Estaba bastante emocionado, quién sabe cómo sería la vida allí, con ellos, en esa casa que lo vio nacer. Antonio había jurado revolver cielo y tierra para encontrar la cura que Sebastián no había querido buscar. La ciudad más cercana al campo de los hermanos era grande e importante y ofrecía muchas posibilidades. Quizás...

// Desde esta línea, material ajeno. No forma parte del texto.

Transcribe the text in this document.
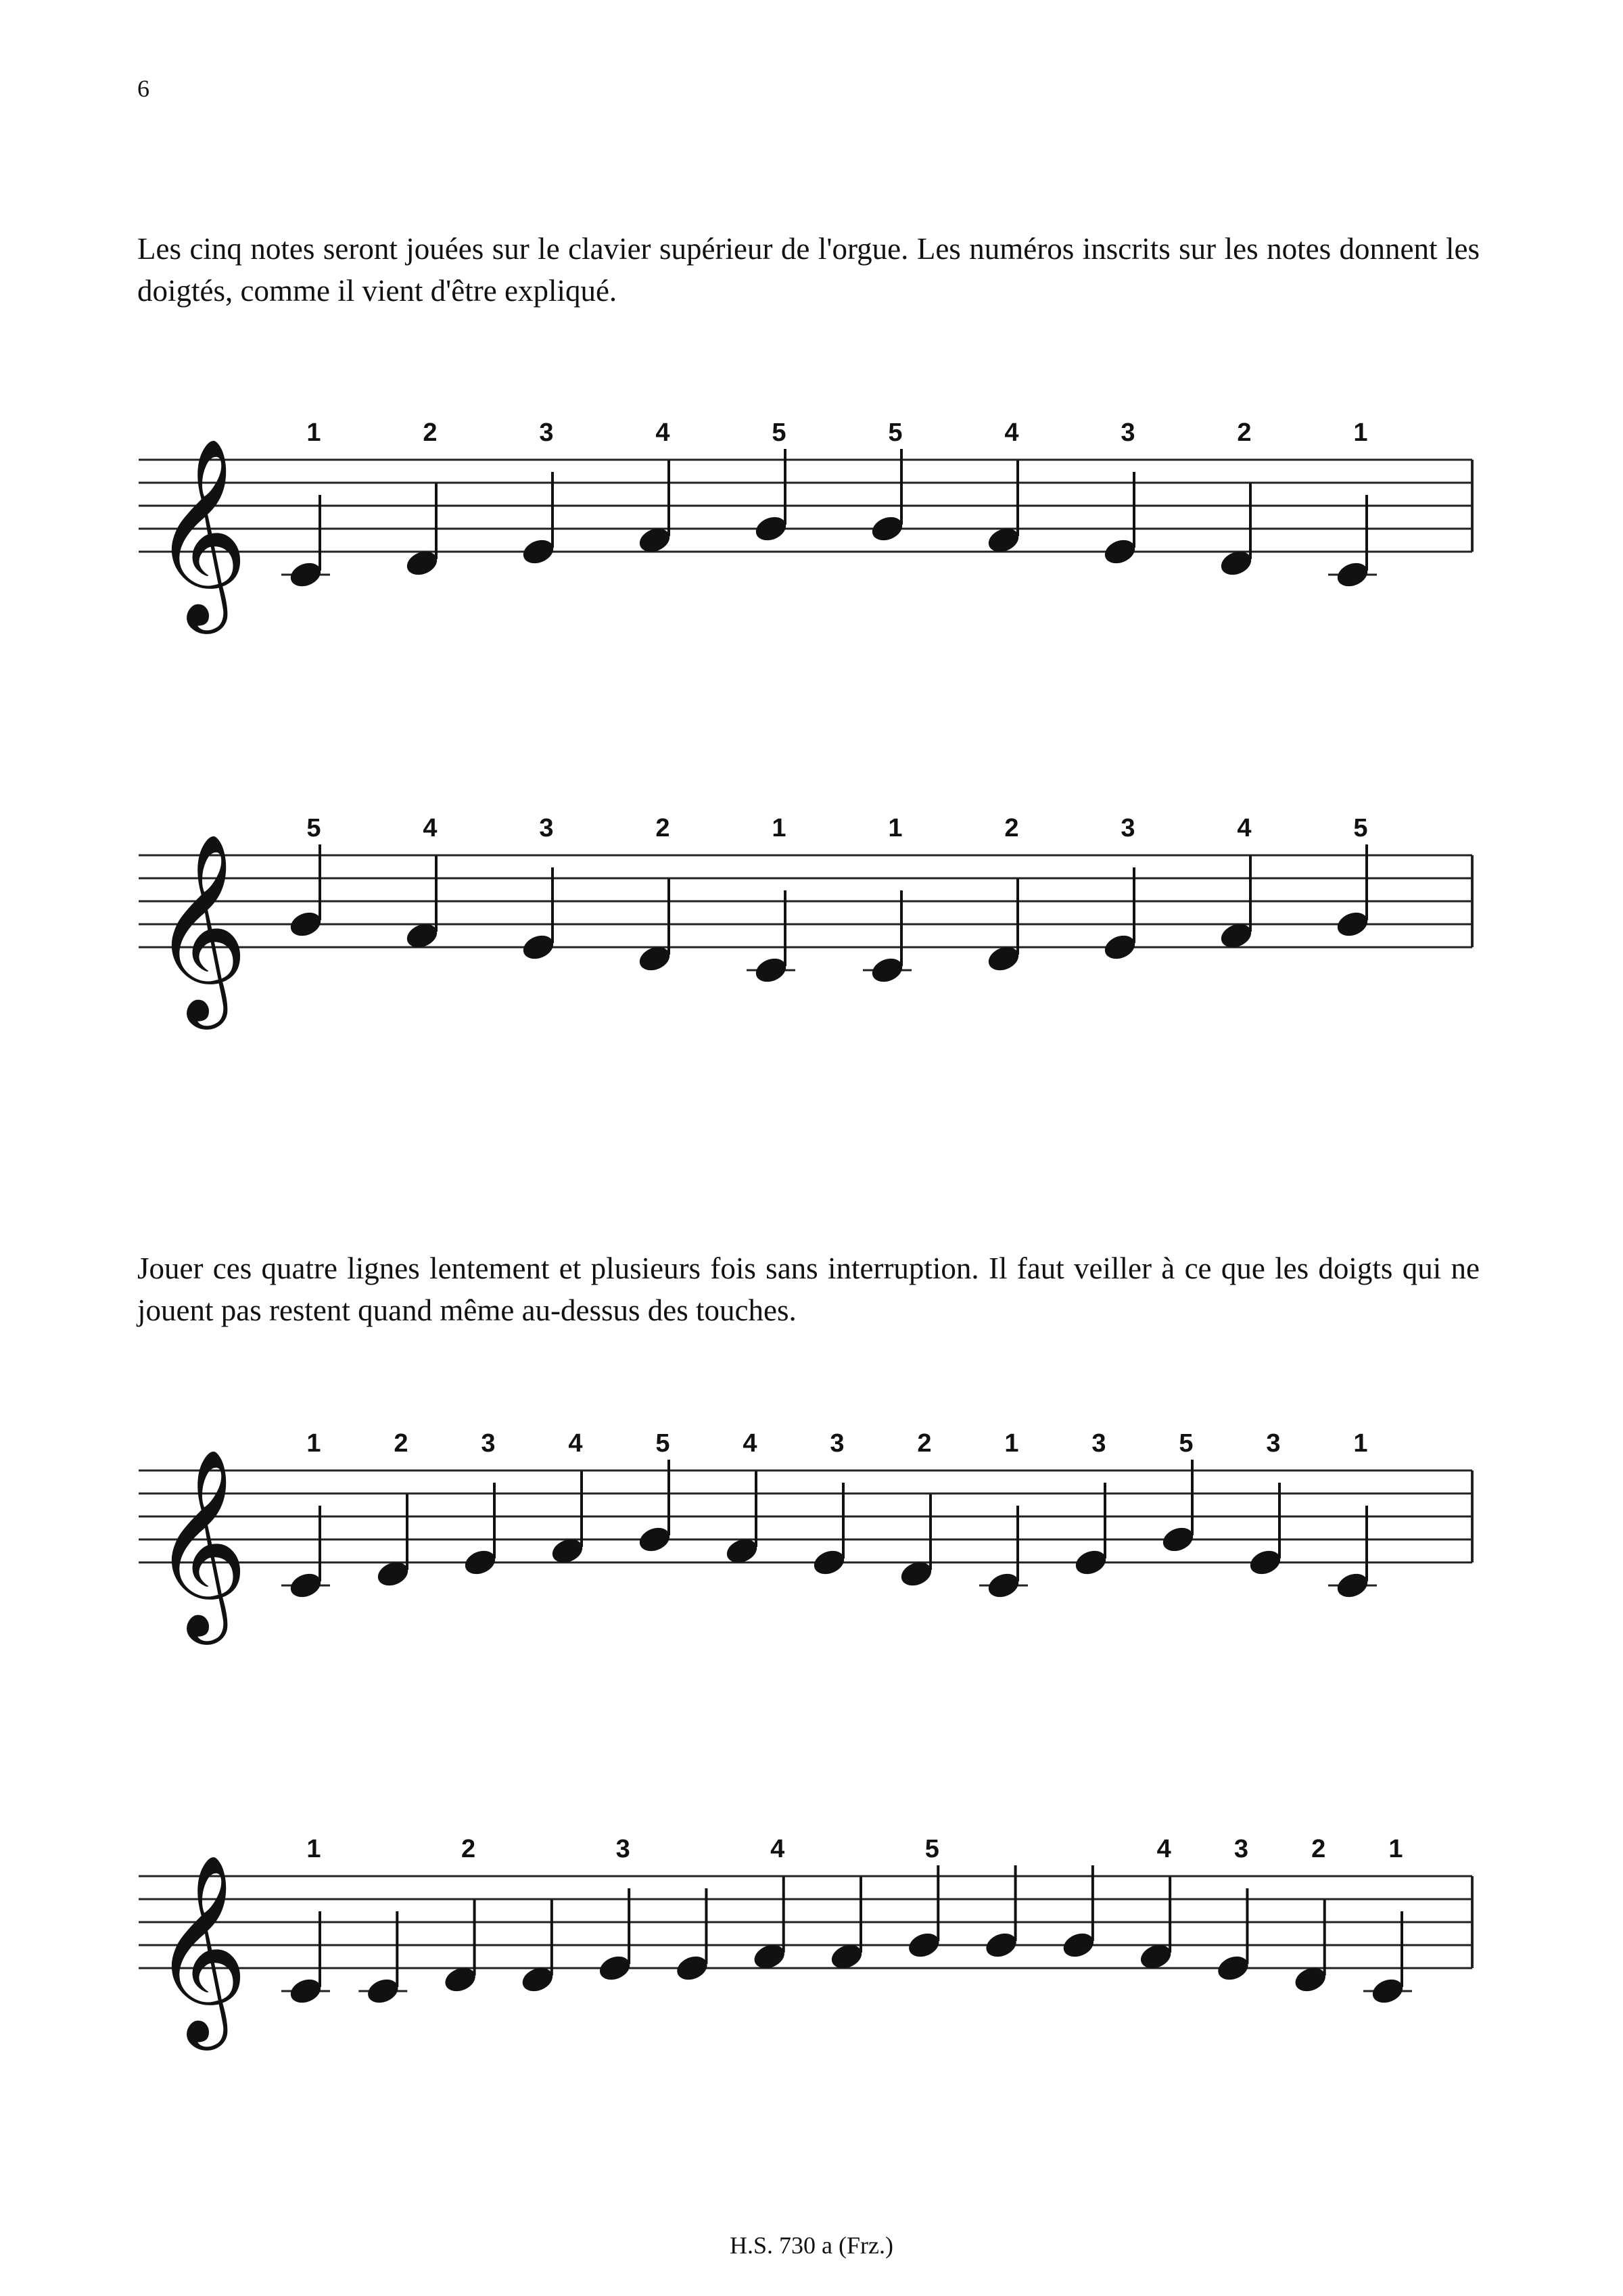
6

Les cinq notes seront jouées sur le clavier supérieur de l'orgue. Les numéros inscrits sur les notes donnent les doigtés, comme il vient d'être expliqué.

𝄞
1	2	3	4	5	5	4	3	2	1
𝄞
5	4	3	2	1	1	2	3	4	5

Jouer ces quatre lignes lentement et plusieurs fois sans interruption. Il faut veiller à ce que les doigts qui ne jouent pas restent quand même au-dessus des touches.

𝄞
1	2	3	4	5	4	3	2	1	3	5	3	1
𝄞
1	2	3	4	5	4 3 2 1
H.S. 730 a (Frz.)
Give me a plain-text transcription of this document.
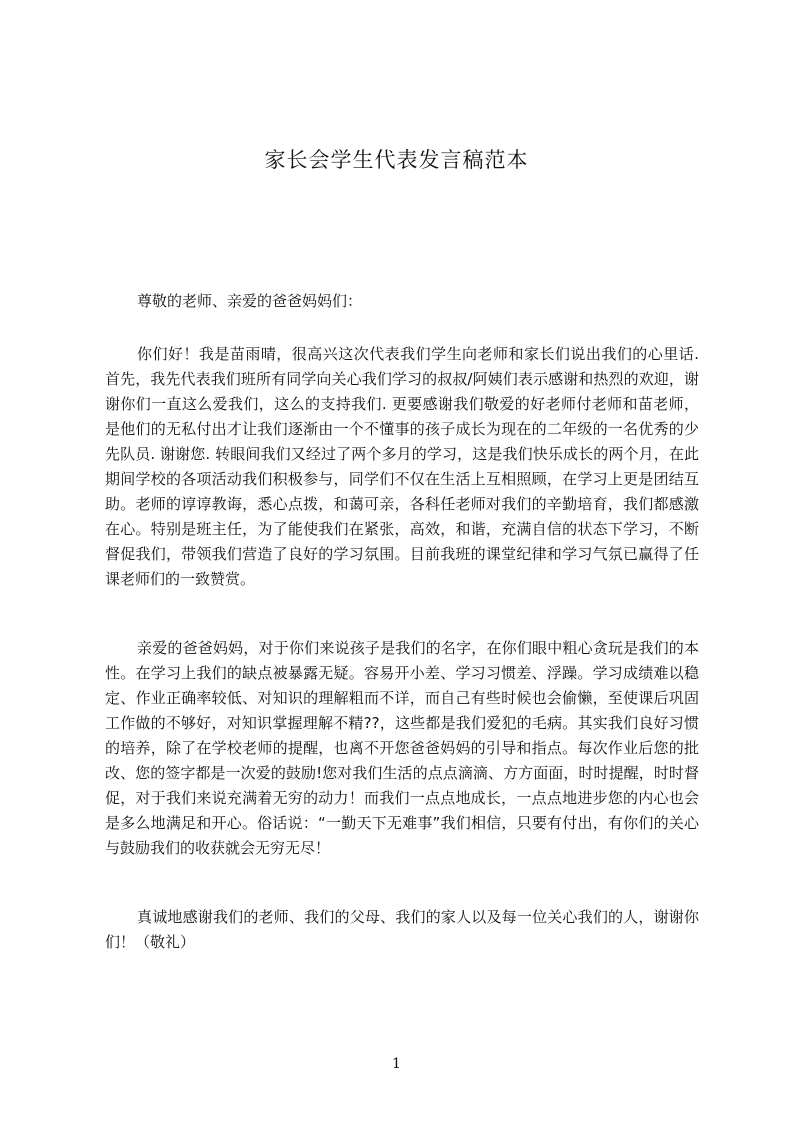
家长会学生代表发言稿范本
尊敬的老师、亲爱的爸爸妈妈们：
你们好！我是苗雨晴，很高兴这次代表我们学生向老师和家长们说出我们的心里话. 首先，我先代表我们班所有同学向关心我们学习的叔叔/阿姨们表示感谢和热烈的欢迎，谢谢你们一直这么爱我们，这么的支持我们. 更要感谢我们敬爱的好老师付老师和苗老师，是他们的无私付出才让我们逐渐由一个不懂事的孩子成长为现在的二年级的一名优秀的少先队员. 谢谢您. 转眼间我们又经过了两个多月的学习，这是我们快乐成长的两个月，在此期间学校的各项活动我们积极参与，同学们不仅在生活上互相照顾，在学习上更是团结互助。老师的谆谆教诲，悉心点拨，和蔼可亲，各科任老师对我们的辛勤培育，我们都感激在心。特别是班主任，为了能使我们在紧张，高效，和谐，充满自信的状态下学习，不断督促我们，带领我们营造了良好的学习氛围。目前我班的课堂纪律和学习气氛已赢得了任课老师们的一致赞赏。
亲爱的爸爸妈妈，对于你们来说孩子是我们的名字，在你们眼中粗心贪玩是我们的本性。在学习上我们的缺点被暴露无疑。容易开小差、学习习惯差、浮躁。学习成绩难以稳定、作业正确率较低、对知识的理解粗而不详，而自己有些时候也会偷懒，至使课后巩固工作做的不够好，对知识掌握理解不精??，这些都是我们爱犯的毛病。其实我们良好习惯的培养，除了在学校老师的提醒，也离不开您爸爸妈妈的引导和指点。每次作业后您的批改、您的签字都是一次爱的鼓励!您对我们生活的点点滴滴、方方面面，时时提醒，时时督促，对于我们来说充满着无穷的动力！而我们一点点地成长，一点点地进步您的内心也会是多么地满足和开心。俗话说：“一勤天下无难事”我们相信，只要有付出，有你们的关心与鼓励我们的收获就会无穷无尽！
真诚地感谢我们的老师、我们的父母、我们的家人以及每一位关心我们的人，谢谢你们！（敬礼）
1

Después de unas nueve horas en auto, con dos o tres paradas en cafeterías y un restaurante, el viaje llegaba a su fin. Pasada la última curva vio el camino rural y a lo lejos, sobre la colina, las luces que lo estaban esperando. Sebastián sonrió.
Había llegado a casa.
Norma Karamán, Uruguay © 2025
normakaraman@hotmail.com
Norma Karamán Chaparenco es uruguaya, nacida en San Javier (Río Negro), y reside en Italia. Obtuvo el título de Master of Arts en Filología y Profesora de Ruso y Literatura en la Universidad Estatal de Moscú M. V. Lomonósov. Escribe relatos, es actriz y cantante amateur. Vive en contacto con la naturaleza, entre montañas y bosques, cerca de Génova.
Lo que la autora nos dijo sobre el cuento:
"A contraluz" nace de mi experiencia indirecta con el cáncer. El protagonista, agobiado por una tragedia familiar, decide dejarse llevar por la corriente, pero, quizás, le será dada una oportunidad.